Others see signs of trouble in volatile market swings in China, in the 
American commercial real estate sector, or in just the sheer amount of 
time that has passed without a major drop in stocks.

“I think everyone’s pretty bearish,” said Thomas J. Lee, the chief 
United States equity strategist at JPMorgan Chase. “People I talk to 
think there’s a 10 percent correction coming.”

Jeremy Grantham, chairman of the investment firm GMO, was another 
investor who began encouraging others to buy during Wall Street’s 
darkest days. But when the S.& P. 500 rose above 1,000 this summer, his 
firm started taking money off the table.

“We said that’s enough above fair value that you want to do something,” 
said Ben Inker, GMO’s director of asset allocation. “And we made a move.”

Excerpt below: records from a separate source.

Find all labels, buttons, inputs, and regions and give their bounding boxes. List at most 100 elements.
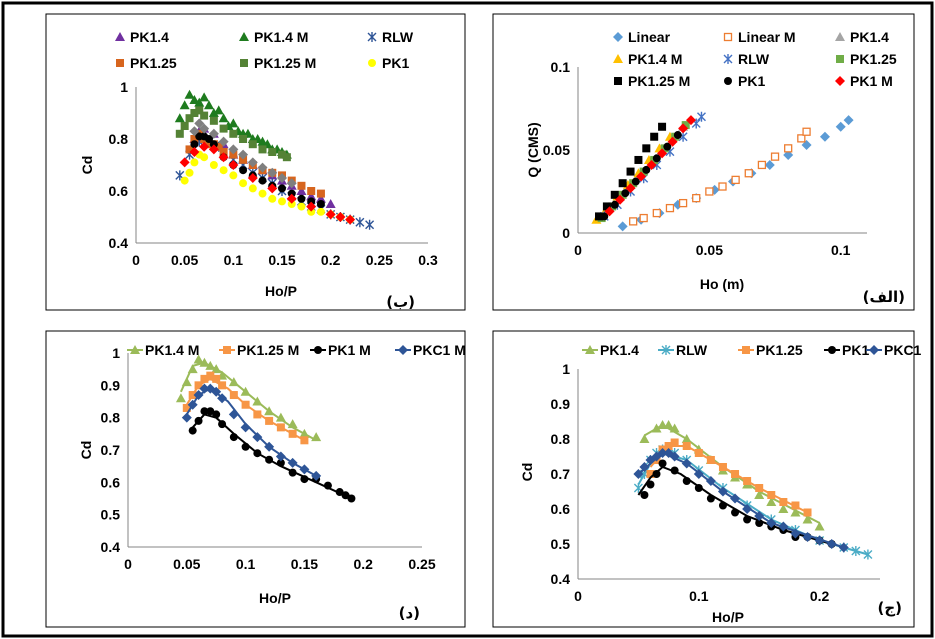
data-point [267, 167, 278, 178]
x-tick-label: 0.05 [696, 242, 723, 258]
legend-entry: PK1.4 [115, 29, 169, 45]
data-point [307, 187, 316, 195]
data-point [212, 410, 221, 419]
legend-label: PK1 [842, 342, 869, 358]
data-point [743, 515, 752, 524]
legend-entry: RLW [367, 29, 414, 45]
data-point [199, 357, 210, 367]
trend-line [637, 465, 832, 545]
data-point [325, 209, 336, 220]
x-tick-label: 0.2 [810, 588, 830, 604]
data-point [286, 178, 297, 189]
x-tick-label: 0 [132, 252, 140, 268]
legend-label: Linear M [738, 29, 796, 45]
data-point [257, 136, 268, 146]
legend-marker [661, 345, 671, 355]
data-point [278, 150, 286, 159]
data-point [345, 214, 356, 225]
y-tick-label: 0.6 [101, 474, 121, 490]
data-point [667, 136, 678, 147]
data-point [663, 142, 672, 151]
legend-entry: PK1 M [310, 342, 371, 358]
data-point [241, 400, 250, 409]
series-pk1 [600, 131, 682, 221]
data-point [625, 183, 636, 194]
data-point [288, 468, 297, 477]
x-axis-title: Ho/P [712, 609, 744, 625]
data-point [347, 494, 356, 503]
data-point [239, 179, 248, 188]
data-point [696, 111, 706, 122]
data-point [187, 399, 198, 410]
data-point [682, 442, 691, 450]
data-point [200, 153, 209, 162]
y-tick-label: 0.8 [101, 410, 121, 426]
x-tick-label: 0.25 [408, 556, 435, 572]
data-point [258, 189, 267, 198]
data-point [617, 221, 628, 232]
data-point [258, 176, 267, 185]
data-point [300, 436, 309, 445]
y-tick-label: 0.6 [109, 183, 129, 199]
data-point [306, 191, 317, 201]
data-point [764, 159, 775, 170]
data-point [275, 451, 286, 462]
data-point [179, 100, 190, 110]
data-point [194, 381, 203, 390]
data-point [640, 491, 649, 499]
data-point [731, 508, 740, 517]
data-point [268, 194, 277, 203]
data-point [705, 187, 714, 196]
data-point [228, 144, 239, 155]
series-pkc1 [633, 448, 849, 553]
data-point [247, 173, 258, 183]
data-point [790, 528, 801, 539]
data-point [325, 199, 336, 208]
legend-label: PK1.4 [850, 29, 889, 45]
legend-label: Linear [628, 29, 671, 45]
data-point [681, 458, 692, 469]
data-point [791, 501, 800, 510]
data-point [851, 546, 861, 556]
data-point [212, 374, 221, 383]
legend-label: PK1.25 [756, 342, 803, 358]
series-pk1-4-m [175, 354, 322, 442]
legend-marker [723, 32, 733, 42]
data-point [639, 462, 650, 472]
data-point [265, 416, 274, 425]
data-point [838, 542, 849, 553]
data-point [208, 128, 219, 139]
data-point [194, 97, 205, 107]
legend-entry: PK1.25 [836, 51, 897, 67]
data-point [316, 200, 325, 208]
data-point [218, 136, 229, 147]
y-tick-label: 0.9 [101, 377, 121, 393]
y-tick-label: 1 [562, 361, 570, 377]
data-point [863, 549, 873, 560]
data-point [194, 416, 203, 425]
x-tick-label: 0.15 [268, 252, 295, 268]
data-point [257, 162, 268, 173]
chart-panel-b: 0 0.05 0.1 0.15 0.2 0.25 0.3 0.4 0.6 0.8 1 Ho/P Cd (ب… [45, 13, 466, 311]
data-point [288, 429, 297, 438]
x-tick-label: 0.25 [366, 252, 393, 268]
data-point [199, 383, 210, 394]
y-tick-label: 0.5 [101, 507, 121, 523]
y-tick-label: 0.8 [109, 131, 129, 147]
legend-marker [314, 346, 322, 354]
data-point [642, 165, 651, 174]
data-point [239, 135, 248, 143]
legend-marker [223, 346, 231, 354]
series-pk1-25 [646, 438, 812, 517]
data-point [657, 148, 668, 159]
legend-marker [368, 59, 376, 67]
x-tick-label: 0.1 [689, 588, 709, 604]
series-pkc1-m [181, 383, 322, 481]
legend-marker [614, 77, 622, 85]
data-point [208, 108, 219, 117]
data-point [705, 476, 716, 486]
chart-panel-dal: 0 0.05 0.1 0.15 0.2 0.25 0.4 0.5 0.6 0.7 0.8 0.9 1 Ho… [45, 330, 466, 628]
data-point [209, 161, 218, 169]
data-point [219, 166, 228, 175]
data-point [646, 470, 655, 478]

So far, it is just a small one. The firm cut its equity holdings by 
about two percentage points, to 63 percent, which is still up 
substantially from last year, and it is focusing on “big stable blue chips.”

The hedge fund manager Doug Kass, who declared in March that stocks had 
skidded to a “generational bottom,” said last week the rally had run its 
course.

Like other investors who expect the markets to falter, Mr. Kass said he 
believed the economy was not heading toward a quick or easy recovery. 
Companies have made themselves look profitable by slashing costs, but he 
said they are not going to rake in more money in the months ahead as 
long as weakened consumers stay in hiding.

“I think we’ve seen the high for the year,” he said. “There’s a time to 
hold ’em and a time to fold ’em. And I think we’re at that point.”